Thunderstone Software LLC
An Interview with John Turnbull
Thunderstone has been in the search-and-retreival business since 1981. In human and Internet years, that's a long time. Over the years, I kept bumping into search professionals who spoke highly of this company. Matt Koll, founder of Personal Library Software hinted that he licensed the Thunderstone "stemmer" for his ground breaking desktop search product. Then, I learned that Thunderstone was one of the technology vendorshelping the start up eBay deliver fast, useful search. |
Thunderstone "blue boxes" turned up several years before the Google Search Appliance. One colleague told me that Thunderstone "invented the search appliance category".
The president and tech guru at Thunderstone in a poised, soft-spoken Englishman. Now transplanted from the "sceptred isle" to Cleveland, Ohio, whose motto is "the forest city". John Turnbull agreed to talk with me in a deli located in Cuyahoga County. Cleveland, like Mr. Turnbull, was surprisingly urbane in March. The snow was light and the temperature hovered around zero degrees centigrade. Several times during our conversation, the sun made a brief appearance.
So, how do you like the weather in Cleveland? Does it remind you of "merrie olde England"?
Some. Cleveland's a dynamic city. In some ways, the weather here is not that different from the UK and Switzerland where I grew up. The principal difference is that Cleveland does get a bit more snow. It's quite nice today actually.
What's Thunderstone's core business?
People are quite surprised to learn that Thunderstone Software LLC pioneered concept-based searching, real-time searching, and simultaneous searching of both structured and unstructured data in the 1980's.
We have continued to develop our search technology, and we think that despite being in Cleveland, our system is one of the most powerful, scalable and flexible enterprise search solutions available today.
Where did the name "Thunderstone" come from? Most search vendors try for tech sounding names or use Greek or Latin to give their systems some cachet. Is your company named after the rock band?
No, Thunderstone is the name given to rocks that have been weathered into a donut shape. The Pacific Islanders believed they were created by a god blasting the hole with lightning. We've always been more focused on solving the customer's problem rather than the academic or theoretical possibilities. Thunderstone connotes our pragmatic approach to search.
I know Case Western Reserve is here. Kent State is not too far away. But why Cleveland for a search and content processing company? Why aren't you in Silicon Valley where the weather is almost as nice as Cleveland's?

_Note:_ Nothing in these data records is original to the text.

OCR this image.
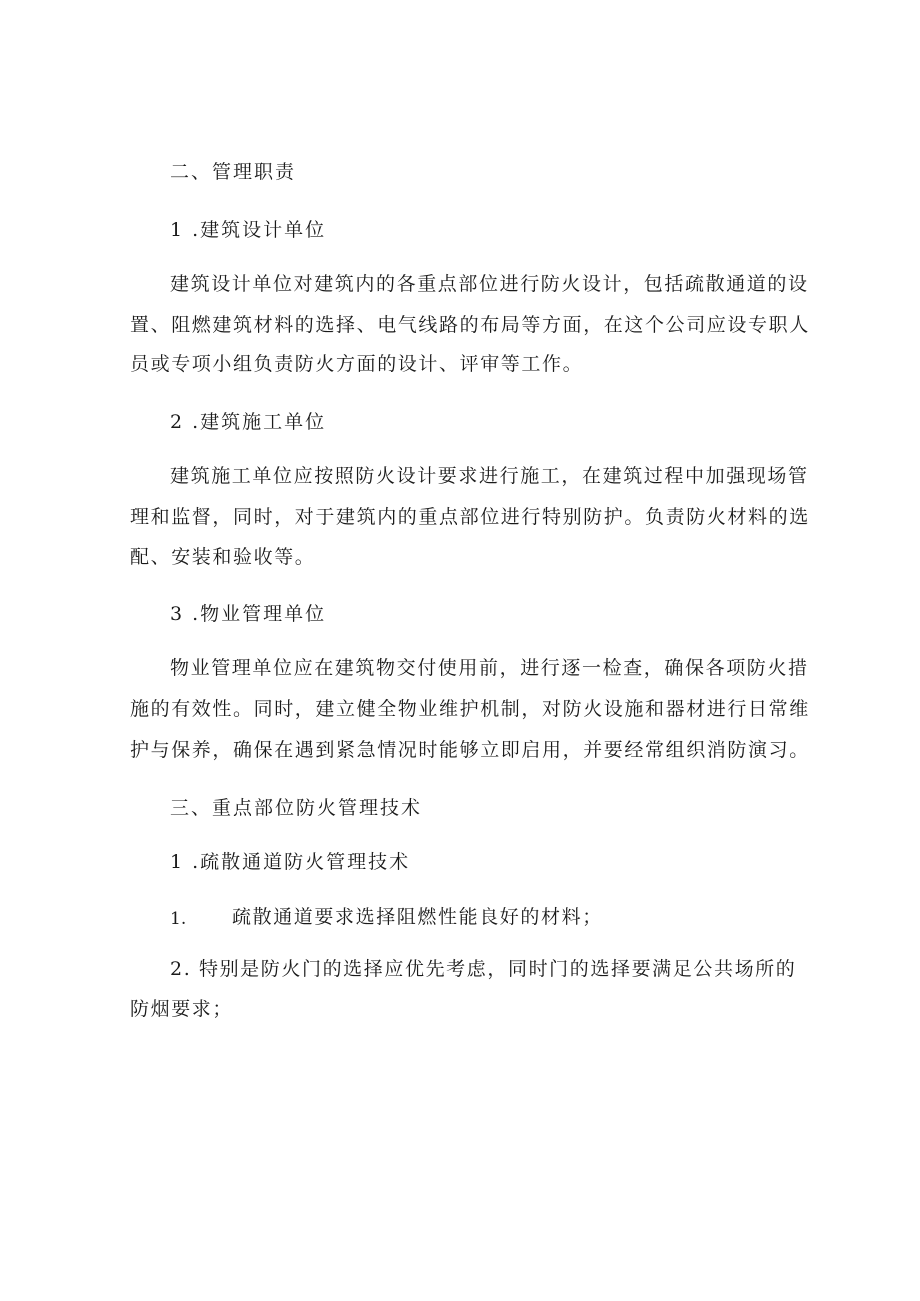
二、管理职责
1 .建筑设计单位
建筑设计单位对建筑内的各重点部位进行防火设计，包括疏散通道的设
置、阻燃建筑材料的选择、电气线路的布局等方面，在这个公司应设专职人
员或专项小组负责防火方面的设计、评审等工作。
2 .建筑施工单位
建筑施工单位应按照防火设计要求进行施工，在建筑过程中加强现场管
理和监督，同时，对于建筑内的重点部位进行特别防护。负责防火材料的选
配、安装和验收等。
3 .物业管理单位
物业管理单位应在建筑物交付使用前，进行逐一检查，确保各项防火措
施的有效性。同时，建立健全物业维护机制，对防火设施和器材进行日常维
护与保养，确保在遇到紧急情况时能够立即启用，并要经常组织消防演习。
三、重点部位防火管理技术
1 .疏散通道防火管理技术
1. 疏散通道要求选择阻燃性能良好的材料；
2. 特别是防火门的选择应优先考虑，同时门的选择要满足公共场所的
防烟要求；
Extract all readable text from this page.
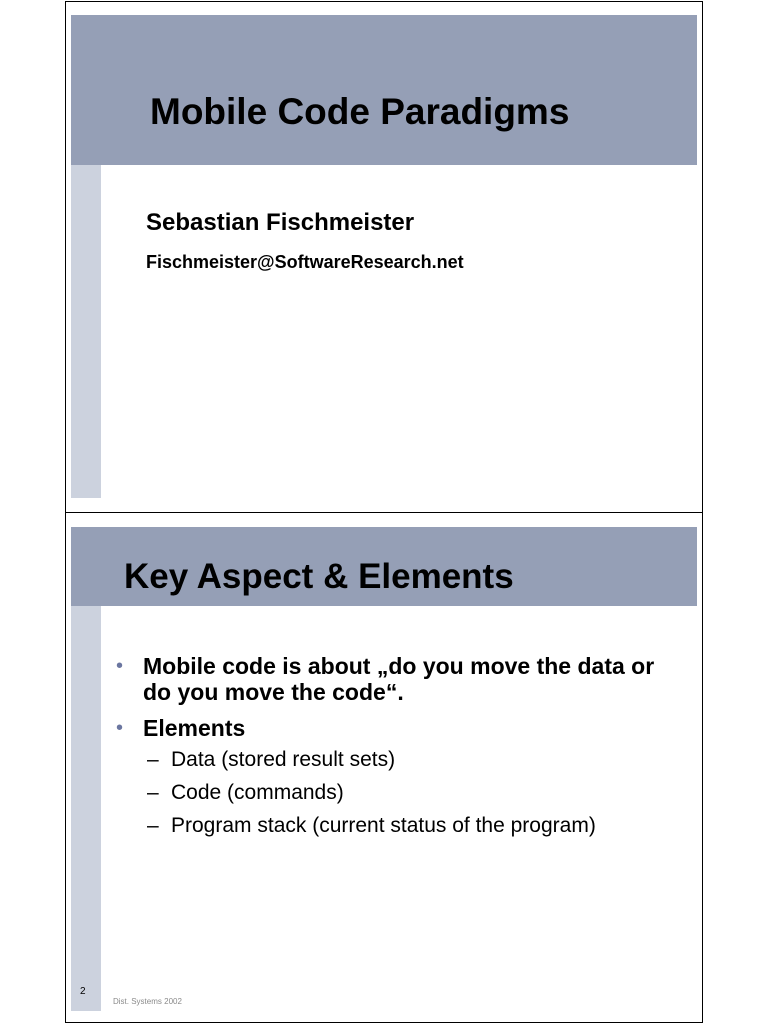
Mobile Code Paradigms

Sebastian Fischmeister

Fischmeister@SoftwareResearch.net

Key Aspect & Elements
• Mobile code is about „do you move the data or do you move the code“.
• Elements
– Data (stored result sets)
– Code (commands)
– Program stack (current status of the program)
2
Dist. Systems 2002
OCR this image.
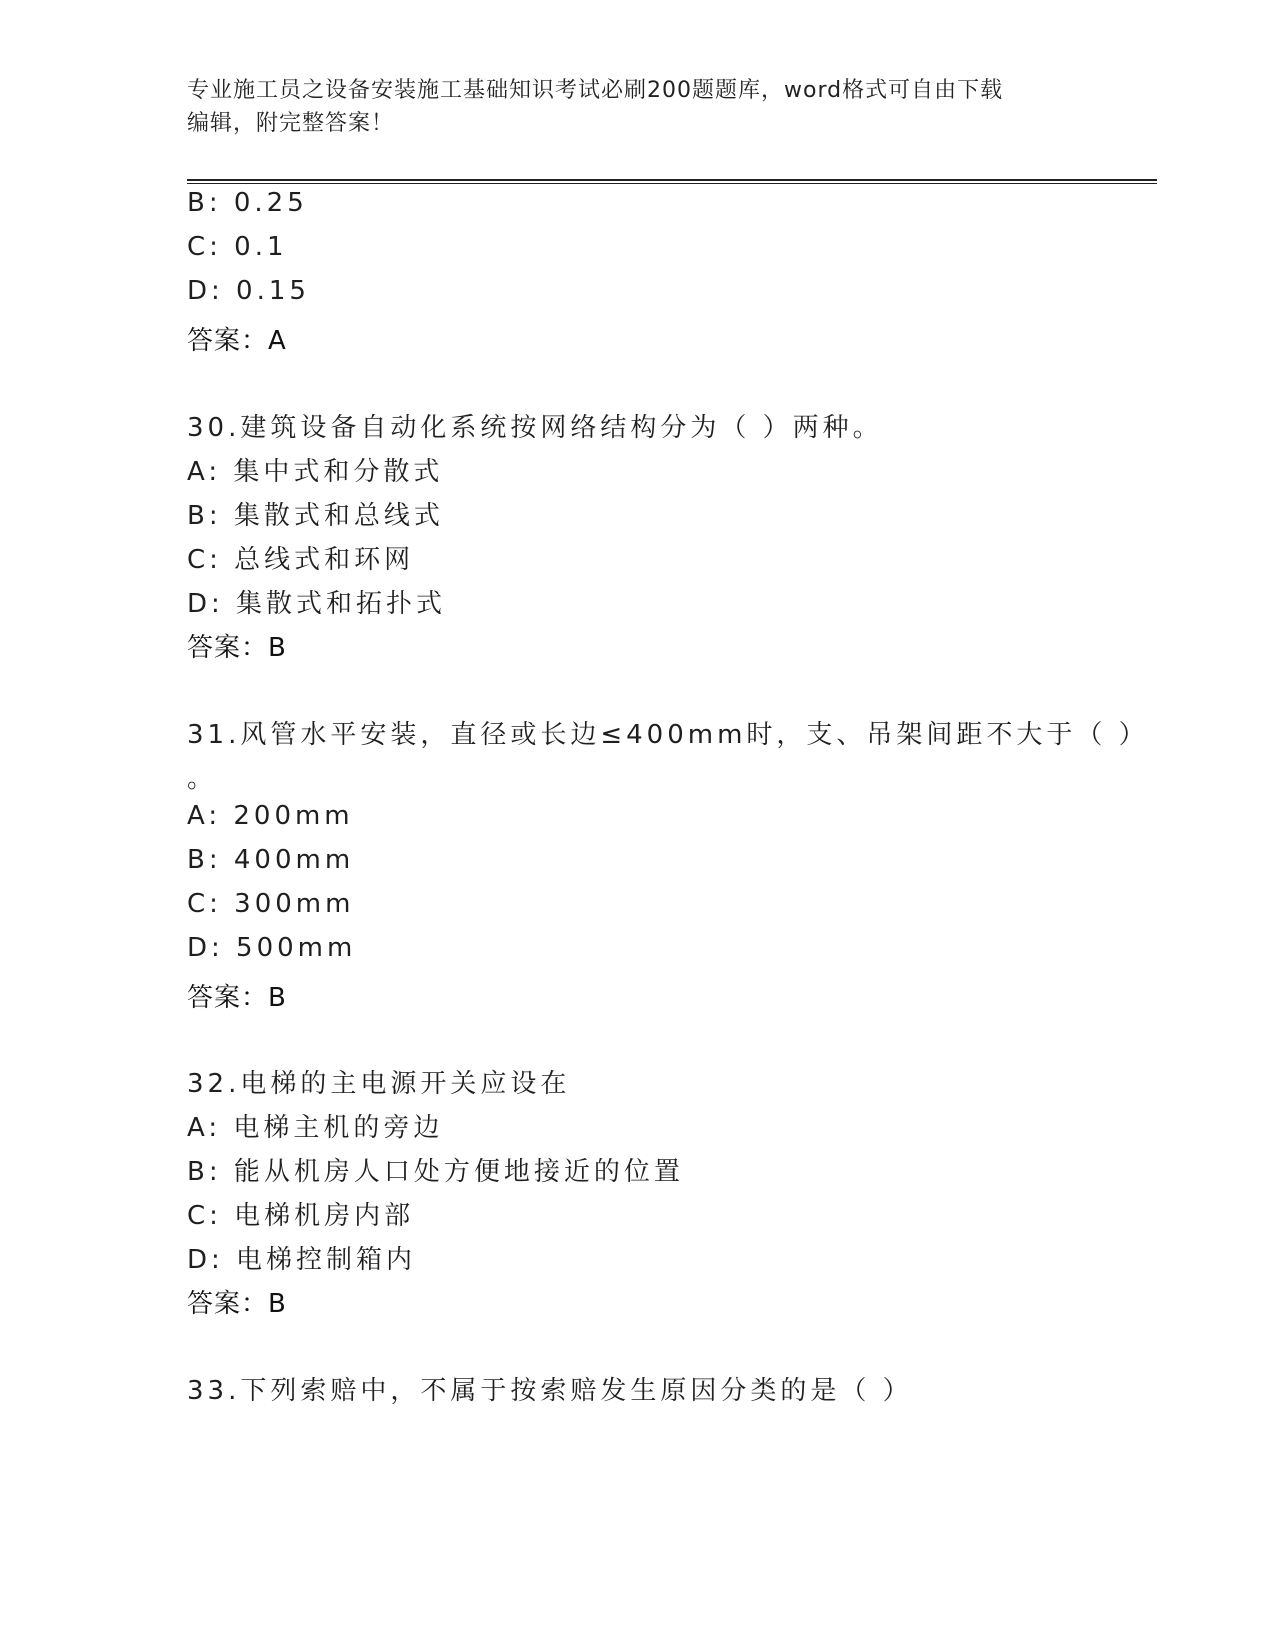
专业施工员之设备安装施工基础知识考试必刷200题题库，word格式可自由下载
编辑，附完整答案！
B: 0.25
C: 0.1
D: 0.15
答案：A
30.建筑设备自动化系统按网络结构分为（ ）两种。
A: 集中式和分散式
B: 集散式和总线式
C: 总线式和环网
D: 集散式和拓扑式
答案：B
31.风管水平安装，直径或长边≤400mm时，支、吊架间距不大于（ ）
。
A: 200mm
B: 400mm
C: 300mm
D: 500mm
答案：B
32.电梯的主电源开关应设在
A: 电梯主机的旁边
B: 能从机房人口处方便地接近的位置
C: 电梯机房内部
D: 电梯控制箱内
答案：B
33.下列索赔中，不属于按索赔发生原因分类的是（ ）
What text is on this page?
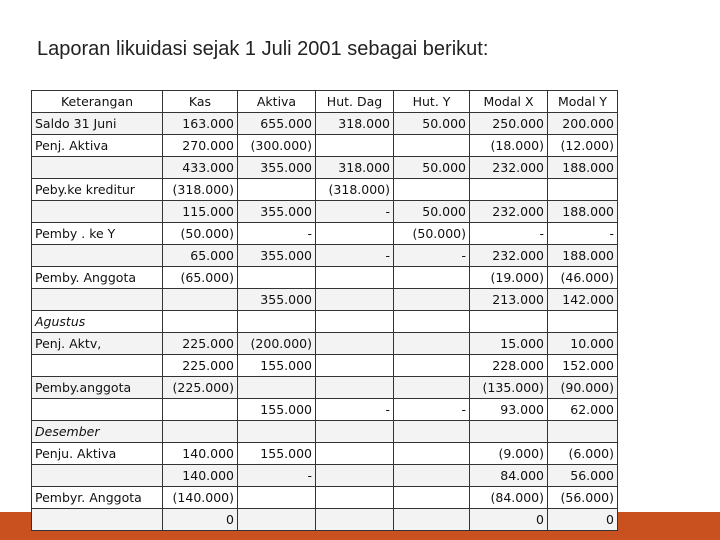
Laporan likuidasi sejak 1 Juli 2001 sebagai berikut:
Keterangan	Kas	Aktiva	Hut. Dag	Hut. Y	Modal X	Modal Y
Saldo 31 Juni	163.000	655.000	318.000	50.000	250.000	200.000
Penj. Aktiva	270.000	(300.000)			(18.000)	(12.000)
	433.000	355.000	318.000	50.000	232.000	188.000
Peby.ke kreditur	(318.000)		(318.000)			
	115.000	355.000	-	50.000	232.000	188.000
Pemby . ke Y	(50.000)	-		(50.000)	-	-
	65.000	355.000	-	-	232.000	188.000
Pemby. Anggota	(65.000)				(19.000)	(46.000)
		355.000			213.000	142.000
Agustus						
Penj. Aktv,	225.000	(200.000)			15.000	10.000
	225.000	155.000			228.000	152.000
Pemby.anggota	(225.000)				(135.000)	(90.000)
		155.000	-	-	93.000	62.000
Desember						
Penju. Aktiva	140.000	155.000			(9.000)	(6.000)
	140.000	-			84.000	56.000
Pembyr. Anggota	(140.000)				(84.000)	(56.000)
	0				0	0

The original founders--Kathy and Michael Pincus--are from this area. And you are right about Case as it is now known. It's an excellent institution. The city's reputation is for manufacturing, but engineering is a major part of the city's heritage. We're here. Booz, Allen & Hamilton has a major technology presence here. Hyland Software, the makers of OnBase, are not too far from our offices. The benefit for us is that young engineers who are interested in text retrieval and content processing make themselves known to us. If we were located in Palo Alto or Seattle, there would be much greater competition for technical specialist with the types of skills we need.
Where's Thunderstone's emphasis in 2008? Licensing tools? Appliances? On-premises search systems?
We have a strong presence in each of these search businesses. Some companies license our technology. We are quite respectful of our clients' requests for confidentiality. I'm not comfortable identifying our licensees and OEM [original equipment manufacturing] customers. I can say that our search systems are in the Department of Defense, nuclear power generation plants, and law firms where Thunderstone technology is being used for litigation support, among other organizations.
We are quite active in the search appliance sector. The on-premises licensing of our Texis product is quite strong. We see a great deal of interest in both our appliance solution and our on-premises search and content processing solution.
What's the product line up today?
Texis is our high-powered search platform that licensees can employ to build complex search applications. Texis offers NLP [natural language search], parametric search, and the ability to index non-text objects like video. Texis has application programming interfaces. Our customers embed, integrate, and customize Texis into many different enterprise applications. These range from BI [business intelligence] to litigation support.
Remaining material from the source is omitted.